BACKGROUND: The rs112735431 polymorphism of the RNF213, a susceptibility variant for moyamoya disease (MMD), may be associated with non-MMD intracranial artery steno-occlusive disease of non-MMD type (non-MMD ICAD) in Asian. We investigated whether the rs112735431 polymorphism of the RNF213 affect the development of non-MMD ICAD in Koreans compared to MMD and control group.

METHODS: We included 31 patients with non-MMD ICAD, 25 patients with MMD, and 100 participants as control group. The rs112735431 polymorphism of the RNF213 was evaluated by polymerase chain reaction amplification of target and detection by restriction fragment length polymorphism analysis. Clinical phenotype was compared between patients with and without the rs112735431 polymorphism in non-MMD ICAD and MMD.

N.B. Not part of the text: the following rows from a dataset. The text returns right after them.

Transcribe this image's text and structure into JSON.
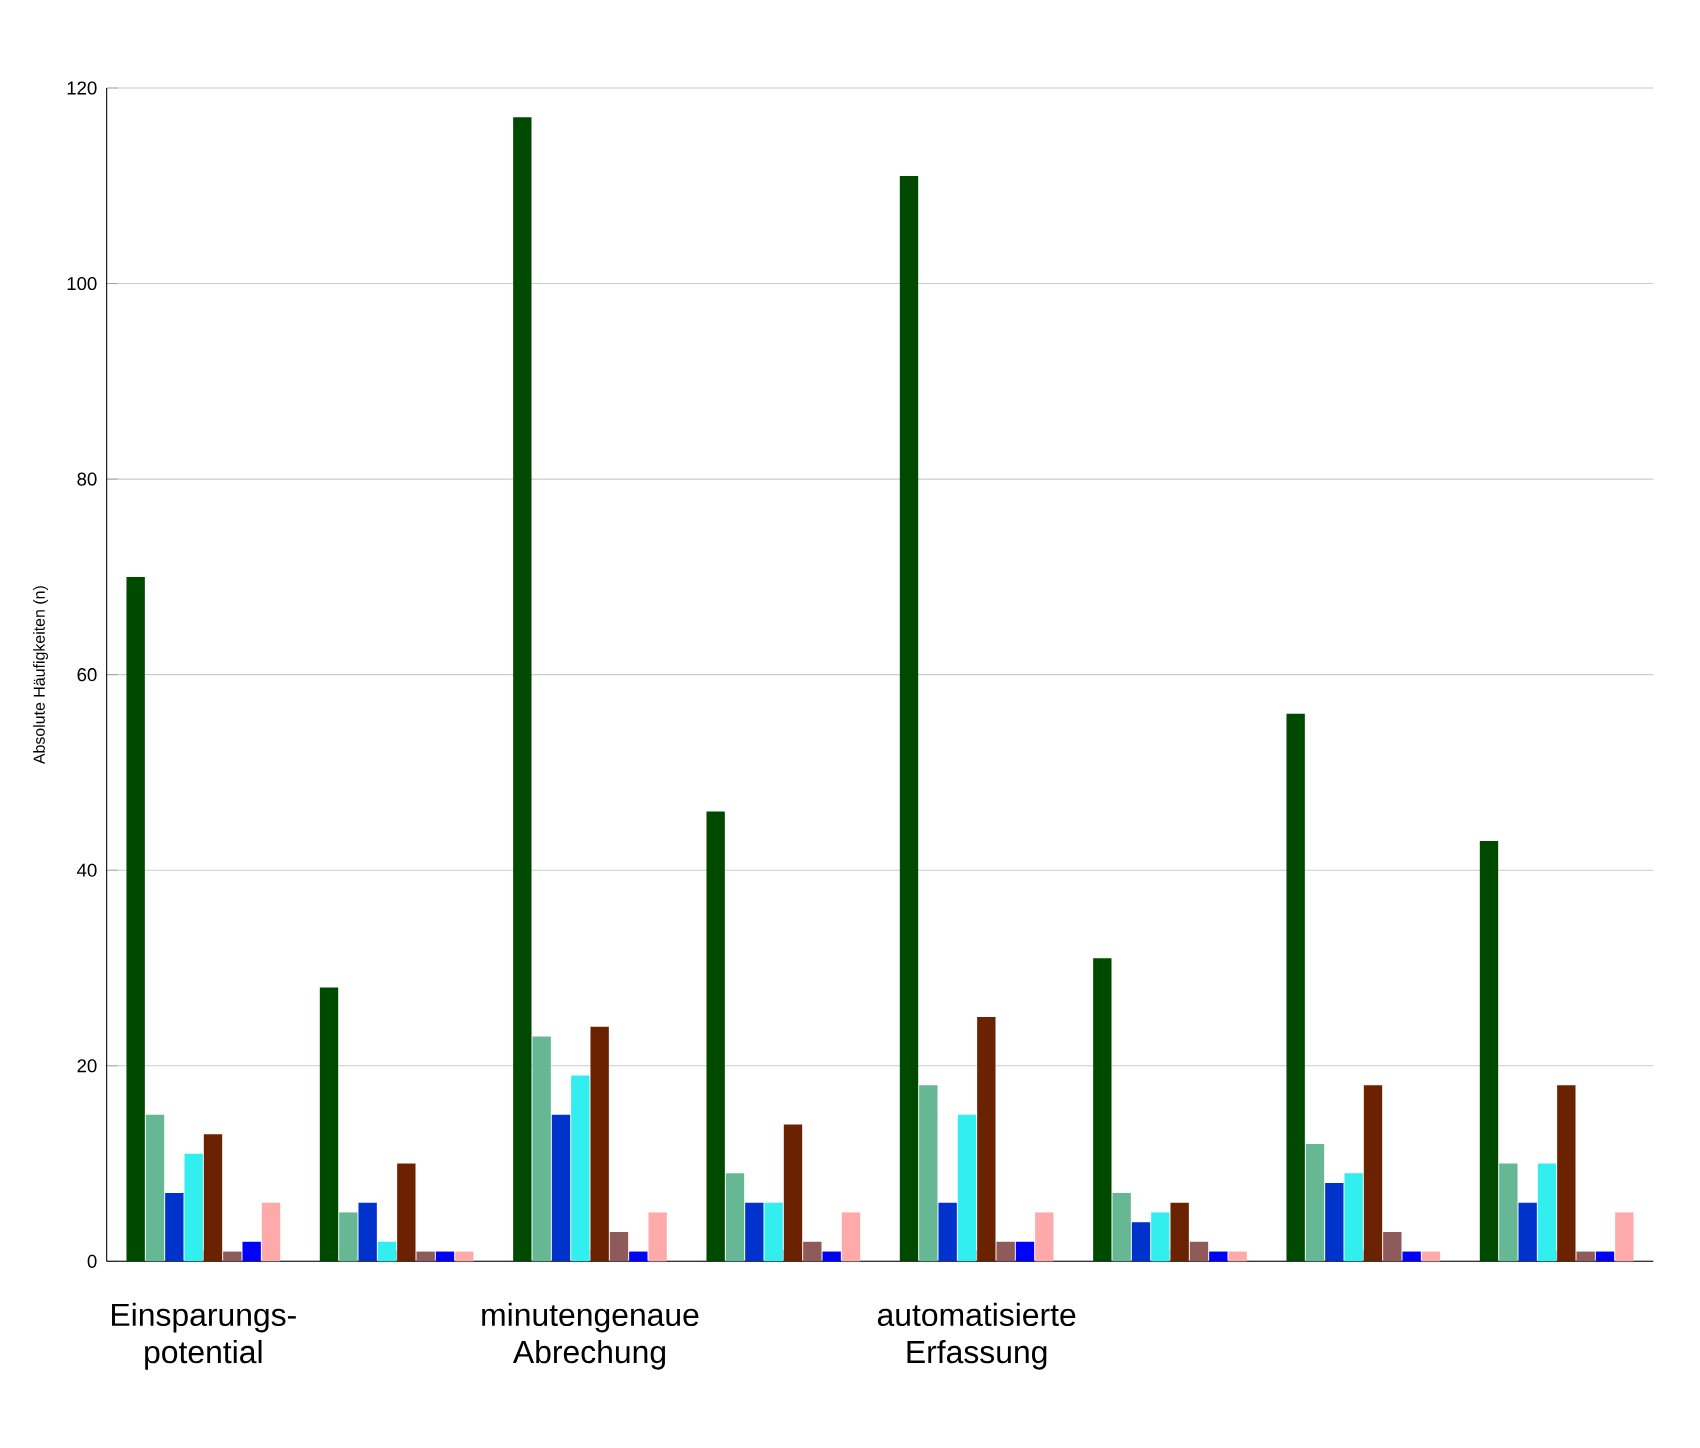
{
  "chart_data": {
    "type": "bar",
    "ylabel": "Absolute Häufigkeiten (n)",
    "categories": [
      "Einsparungs-potential",
      null,
      "minutengenaue Abrechung",
      null,
      "automatisierte Erfassung",
      null,
      null,
      null
    ],
    "series": [
      {
        "color": "#004a00",
        "values": [
          70,
          28,
          117,
          46,
          111,
          31,
          56,
          43
        ]
      },
      {
        "color": "#66b894",
        "values": [
          15,
          5,
          23,
          9,
          18,
          7,
          12,
          10
        ]
      },
      {
        "color": "#0033cc",
        "values": [
          7,
          6,
          15,
          6,
          6,
          4,
          8,
          6
        ]
      },
      {
        "color": "#33eeee",
        "values": [
          11,
          2,
          19,
          6,
          15,
          5,
          9,
          10
        ]
      },
      {
        "color": "#6b2200",
        "values": [
          13,
          10,
          24,
          14,
          25,
          6,
          18,
          18
        ]
      },
      {
        "color": "#8f5a5a",
        "values": [
          1,
          1,
          3,
          2,
          2,
          2,
          3,
          1
        ]
      },
      {
        "color": "#0000ff",
        "values": [
          2,
          1,
          1,
          1,
          2,
          1,
          1,
          1
        ]
      },
      {
        "color": "#ffaaaa",
        "values": [
          6,
          1,
          5,
          5,
          5,
          1,
          1,
          5
        ]
      }
    ],
    "ylim": [
      0,
      120
    ],
    "yticks": [
      0,
      20,
      40,
      60,
      80,
      100,
      120
    ],
    "grid": "y"
  }
}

RESULTS: The rs112735431 polymorphism of the RNF213 was significantly associated with non-MMD ICAD (p=0.001; odds ratio, 14.3; 95% confidence interval, 2.80-73.2) and MMD (p<0.0001; odds ratio, 126.0; 95% confidence interval, 24.2-656.0). The rate of hypertension was more frequent in MMD with the rs112735431 polymorphism than MMD without polymorphism (p=0.010).

CONCLUSIONS: The rs112735431 polymorphism of the RNF213 is highly associated not only with MMD but also with non-MMD ICAD in Koreans. Also, our study suggests that the rs112735431 polymorphism of the RNF213 may be linked to the hypertension in MMD. Further studies are needed to clarify the relationship between the rs112735431 polymorphism of the RNF213 and hypertension in patients with MMD.